Zum Abschluss fasste Landesgeschäftsführer Friedhelm Werner vier Knackpunkte für gelingende Integration in einem sogenannten magischen Viereck zusammen, denen Kommunalpolitiker besondere Aufmerksamkeit widmen sollten. Magisch sei das Viereck deshalb, weil auf keinen Baustein verzichtet werden könnte und weil jeder seine ganz besondere Ausstrahlungswirkung auf die Integration habe.

  1. Sprache und Bildung sind Grundvoraussetzungen. Wir müssen sie fördern.
  2. Ausbildung und Arbeit sind unerlässlich für Menschen mit Bleibeperspektive.
  3. Ohne die Vermittlung von Werten und Grundlagen unserer Gesellschaft gelingt Integration nicht.
  4. Ein motiviertes Ehrenamt, eine engagierte Zivilgesellschaft ist der Schlüssel zum Erfolg von Integration.

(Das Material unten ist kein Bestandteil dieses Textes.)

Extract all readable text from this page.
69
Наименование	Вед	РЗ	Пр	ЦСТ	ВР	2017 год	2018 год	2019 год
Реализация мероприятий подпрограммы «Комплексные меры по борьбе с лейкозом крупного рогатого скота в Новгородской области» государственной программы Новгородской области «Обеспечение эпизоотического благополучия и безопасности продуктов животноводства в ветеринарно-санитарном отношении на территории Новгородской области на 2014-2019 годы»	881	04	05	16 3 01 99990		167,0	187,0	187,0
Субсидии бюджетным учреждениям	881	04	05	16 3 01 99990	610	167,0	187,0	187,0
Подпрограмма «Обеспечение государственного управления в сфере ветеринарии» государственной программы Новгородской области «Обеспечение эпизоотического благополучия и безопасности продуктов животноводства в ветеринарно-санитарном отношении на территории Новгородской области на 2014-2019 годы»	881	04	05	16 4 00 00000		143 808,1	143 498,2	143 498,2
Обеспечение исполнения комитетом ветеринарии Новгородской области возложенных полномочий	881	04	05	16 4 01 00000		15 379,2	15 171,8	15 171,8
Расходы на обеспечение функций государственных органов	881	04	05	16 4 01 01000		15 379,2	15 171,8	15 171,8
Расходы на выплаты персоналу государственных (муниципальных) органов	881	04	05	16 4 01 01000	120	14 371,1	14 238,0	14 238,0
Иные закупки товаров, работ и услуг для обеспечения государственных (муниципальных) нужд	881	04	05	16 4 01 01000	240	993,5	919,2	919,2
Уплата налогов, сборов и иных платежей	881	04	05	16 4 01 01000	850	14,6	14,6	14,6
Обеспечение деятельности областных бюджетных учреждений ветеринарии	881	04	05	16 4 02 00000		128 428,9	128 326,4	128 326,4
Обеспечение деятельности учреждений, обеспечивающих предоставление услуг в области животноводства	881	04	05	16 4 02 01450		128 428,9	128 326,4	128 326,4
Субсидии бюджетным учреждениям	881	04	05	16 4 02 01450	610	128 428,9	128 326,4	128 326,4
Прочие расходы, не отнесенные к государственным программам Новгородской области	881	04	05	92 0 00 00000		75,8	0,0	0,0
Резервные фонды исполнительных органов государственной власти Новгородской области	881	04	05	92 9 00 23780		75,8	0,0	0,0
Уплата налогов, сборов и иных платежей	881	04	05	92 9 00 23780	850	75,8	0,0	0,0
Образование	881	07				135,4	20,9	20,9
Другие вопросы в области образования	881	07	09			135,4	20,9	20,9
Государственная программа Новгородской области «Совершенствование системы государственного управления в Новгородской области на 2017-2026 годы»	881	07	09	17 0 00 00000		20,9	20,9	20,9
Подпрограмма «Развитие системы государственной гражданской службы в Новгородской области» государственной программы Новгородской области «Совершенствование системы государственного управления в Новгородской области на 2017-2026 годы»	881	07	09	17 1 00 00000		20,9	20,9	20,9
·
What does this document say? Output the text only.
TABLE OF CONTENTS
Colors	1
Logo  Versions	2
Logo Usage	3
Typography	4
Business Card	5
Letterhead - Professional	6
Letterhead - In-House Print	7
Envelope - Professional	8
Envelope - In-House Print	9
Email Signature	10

Der Nachmittag des Freie Wähler Tages 2017 stand ganz im Zeichen der Jugend. Landesvorstand Heike Christmann, Karlsbad, konnte drei Freie Wähler Ortsvereine mit Preisen auszeichnen, die nachahmenswerte Aktionen zur Nachwuchsfindung erfolgreich umgesetzt hatten. Den ersten Preis erhielten die Freien Wähler Baienfurt für ihre Obstbaumreihen-Aktion. Der zweite Preis ging an die Freien Wähler aus Oberkochen, die mit ihrem Tischkicker-Turnier überzeugt hatten. Und der dritte Preis wurde den Freien Wählern Ammerbuch für ihre Aktion „Kommunaler Mittelpunkt einer Gemeinde“ zugesprochen. Dass Freie Wähler ganz gezielt in den Nachwuchs im Blick haben, zeigte Landesvorstand Heike Christmann anhand von vielen weiteren Aktionen auf, die Freie Wähler im Lande umsetzen. Dazu gehöre auch der Youtube-Film-Wettbewerb, der von den Freien Wählern Karlsdorf Neuthard durchgeführt werde oder der Nachtbus, den die Freien Wähler Ludwigsburg in Hoheneck initiiert und umgesetzt haben.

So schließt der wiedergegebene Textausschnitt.